Physical Design Frameworks
Netlist partitioning, placement and routing are though as the most time-consuming processes in physical design flows, while they dominate performance (i.e. frequency and power) metrics. We have proven experience in CAD algorithms and tools for supporting physical design for reconfigurable and architectures (FPGAs) and digital platforms. Our group has experience with industrial framework for this purpose, including among others Xilinx Vivado and Altera Quartus.
Workload-aware Approximate Kernels
Leveraging the inherent error resilience of a large number of application domains, approximate computing is established as an efficient design alternative to improve their energy profile. The proposed solution relies on a repository with customizable templates of approximate kernels per application’s IP that are configured (fine-tuned) at run-time depending on application’s workload. By trading-off accuracy with energy consumption it is feasible to achieve real-time analysis for large data volumes. The configuration task is orchestrated by a run-time execution controller which monitors application’s workload in order to select the most suitable approximation kernel.
Rapid Prototyping
Heterogeneous architectures featuring multiple hardware accelerators have been proposed as a promising solution for meeting the ever-increasing performance and power requirements of embedded and High-Performance Computing systems. However, the existence of numerous design parameters may result in different architectural schemes and thus in extra design effort. Our group has experience on Virtual Prototyping solutions, such as Hardware-in-the-Loop (HiL), in order to provide a co-simulation environment for designing in an efficient manner data-parallel many-accelerator systems. State-of-the-art devices are employed for this purpose (such as Xilinx Alveo, Ultrascale, Zynq, Pynq, as well as Altera/Intel Stratix-V boards).
Just-In-Time (JIT) Compilation
The execution runtime usually is a headache for designers performing application mapping onto reconfigurable architectures. Techniques that accelerate core CAD algorithms can bring about important changes in product design times for these applications, whereas many designers may be willing to trade off some quality of the solution for an improved runtime of the CAD tools. This software-supported framework targets to provide fast application implementation onto reconfigurable architectures with a Just-In-Time (JIT) compilation framework. Apart from reducing compilation times, the proposed solution addresses also the challenge related to device fragmentation, as it has considerable impact to the performance of upcoming applications.This task becomes far more savage for high-density FPGAs since over the time, as a partially reconfigurable device loads and unloads configurations, the hardware resources are likely to become fragmented.

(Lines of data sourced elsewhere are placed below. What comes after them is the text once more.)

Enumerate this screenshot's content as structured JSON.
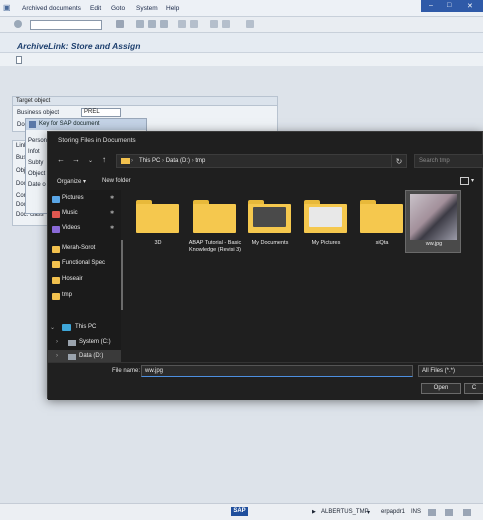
{
  "menu": [
    "Archived documents",
    "Edit",
    "Goto",
    "System",
    "Help"
  ],
  "window_buttons": [
    "–",
    "□",
    "✕"
  ],
  "page_title": "ArchiveLink: Store and Assign",
  "target": {
    "header": "Target object",
    "business_object_label": "Business object",
    "business_object_value": "PREL",
    "doc_label_partial": "Doc"
  },
  "links_partial": [
    "Link",
    "Bus",
    "Obj",
    "Doc",
    "Con",
    "Doc",
    "Doc. class"
  ],
  "key_dialog": {
    "title": "Key for SAP document",
    "rows": [
      "Person",
      "Infot",
      "Subty",
      "Object",
      "Date o"
    ]
  },
  "file_dialog": {
    "title": "Storing Files in Documents",
    "breadcrumb": [
      "This PC",
      "Data (D:)",
      "tmp"
    ],
    "search_placeholder": "Search tmp",
    "organize": "Organize",
    "new_folder": "New folder",
    "quick_access": [
      {
        "label": "Pictures",
        "icon": "pictures-icon",
        "color": "#5aa6e6",
        "pinned": true
      },
      {
        "label": "Music",
        "icon": "music-icon",
        "color": "#e0574f",
        "pinned": true
      },
      {
        "label": "Videos",
        "icon": "videos-icon",
        "color": "#8a6ad8",
        "pinned": true
      },
      {
        "label": "Merah-Sorot",
        "icon": "folder-icon",
        "color": "#f2c14e",
        "pinned": false
      },
      {
        "label": "Functional Spec",
        "icon": "folder-icon",
        "color": "#f2c14e",
        "pinned": false
      },
      {
        "label": "Hoseair",
        "icon": "folder-icon",
        "color": "#f2c14e",
        "pinned": false
      },
      {
        "label": "tmp",
        "icon": "folder-icon",
        "color": "#f2c14e",
        "pinned": false
      }
    ],
    "this_pc": "This PC",
    "drives": [
      "System (C:)",
      "Data (D:)"
    ],
    "files": [
      {
        "name": "3D",
        "type": "folder"
      },
      {
        "name": "ABAP Tutorial - Basic Knowledge (Revisi 3)",
        "type": "folder"
      },
      {
        "name": "My Documents",
        "type": "folder"
      },
      {
        "name": "My Pictures",
        "type": "folder"
      },
      {
        "name": "siQta",
        "type": "folder"
      },
      {
        "name": "ww.jpg",
        "type": "image"
      }
    ],
    "file_name_label": "File name:",
    "file_name_value": "ww.jpg",
    "filter_value": "All Files (*.*)",
    "open_label": "Open",
    "cancel_label": "C"
  },
  "status": {
    "sap": "SAP",
    "user": "ALBERTUS_TMP",
    "server": "erpapdr1",
    "mode": "INS"
  }
}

Dynamic Memory Management (DMM) for Xilinx High-Level Synthesis (HLS) Framework
Many-Accelerator (MA) systems have been introduced as a promising architectural paradigm that can boost performance and improve power of general-purpose computing platforms. This framework focuses on the problem of resource under-utilization, i.e. Dark Silicon, in FPGA-based MA platforms. Recognizing that static memory allocation (the de-facto mechanism supported by modern design techniques and synthesis tools) forms the main source of memory-induced Dark Silicon, the DMM4FPGA tool extends conventional High Level Synthesis (Xilinx Vivado HLS) with dynamic memory management (DMM) features, enabling accelerators to dynamically adapt their allocated memory to the runtime memory requirements, thus maximizing the overall accelerator count through effective sharing of FPGA’s memories resources.

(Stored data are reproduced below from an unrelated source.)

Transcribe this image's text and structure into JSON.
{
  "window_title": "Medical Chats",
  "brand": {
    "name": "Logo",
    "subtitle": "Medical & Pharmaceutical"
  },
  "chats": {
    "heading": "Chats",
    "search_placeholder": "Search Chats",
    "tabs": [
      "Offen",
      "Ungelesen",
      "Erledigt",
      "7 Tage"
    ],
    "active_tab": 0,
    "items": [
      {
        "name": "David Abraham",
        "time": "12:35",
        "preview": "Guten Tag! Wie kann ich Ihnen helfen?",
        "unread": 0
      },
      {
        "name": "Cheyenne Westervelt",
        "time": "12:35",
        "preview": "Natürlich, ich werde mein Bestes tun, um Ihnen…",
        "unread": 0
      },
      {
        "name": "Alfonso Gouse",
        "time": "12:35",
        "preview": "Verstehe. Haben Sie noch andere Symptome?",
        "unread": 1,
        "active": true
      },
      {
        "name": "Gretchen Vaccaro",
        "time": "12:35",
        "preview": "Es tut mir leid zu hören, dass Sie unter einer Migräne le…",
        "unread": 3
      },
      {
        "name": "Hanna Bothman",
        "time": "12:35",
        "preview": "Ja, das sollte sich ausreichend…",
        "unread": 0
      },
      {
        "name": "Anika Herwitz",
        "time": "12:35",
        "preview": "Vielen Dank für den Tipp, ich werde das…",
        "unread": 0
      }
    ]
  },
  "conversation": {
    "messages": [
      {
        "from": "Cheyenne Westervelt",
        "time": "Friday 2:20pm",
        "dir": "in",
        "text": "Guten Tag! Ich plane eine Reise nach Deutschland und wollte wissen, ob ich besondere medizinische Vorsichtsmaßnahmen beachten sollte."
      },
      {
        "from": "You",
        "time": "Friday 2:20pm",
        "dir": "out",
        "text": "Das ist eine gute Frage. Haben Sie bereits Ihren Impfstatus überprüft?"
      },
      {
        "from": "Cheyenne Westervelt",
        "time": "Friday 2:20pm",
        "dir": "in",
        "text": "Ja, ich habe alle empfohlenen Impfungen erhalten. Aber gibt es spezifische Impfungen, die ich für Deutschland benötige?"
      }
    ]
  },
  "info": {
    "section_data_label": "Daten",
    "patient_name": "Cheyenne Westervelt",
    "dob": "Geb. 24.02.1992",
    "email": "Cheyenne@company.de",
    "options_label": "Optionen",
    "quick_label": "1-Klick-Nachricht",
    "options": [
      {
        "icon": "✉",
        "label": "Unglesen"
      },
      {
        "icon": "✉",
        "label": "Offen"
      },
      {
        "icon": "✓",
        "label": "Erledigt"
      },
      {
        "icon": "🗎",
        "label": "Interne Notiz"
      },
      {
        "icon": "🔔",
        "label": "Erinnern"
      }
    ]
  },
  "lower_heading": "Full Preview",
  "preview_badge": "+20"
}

Variability-aware Application Mapping onto FPGAs
The toolset focuses on the variability effect in FPGAs and the possibility to boost the performance of each device at run-time, after fabrication, based on the individual characteristics of this device. For this purpose we develop a sensing infrastructure involving a wide network of customized ring oscillators to measure intra-chip and inter-chip variability for FPGA devices. Then, there is a closed-loop framework based on dynamic reconfiguration of clock tiles, I/O data sniffing, HW/SW communication, and verification with test vectors, to dynamically increase the operating frequency in Zynq while preserving its correctness.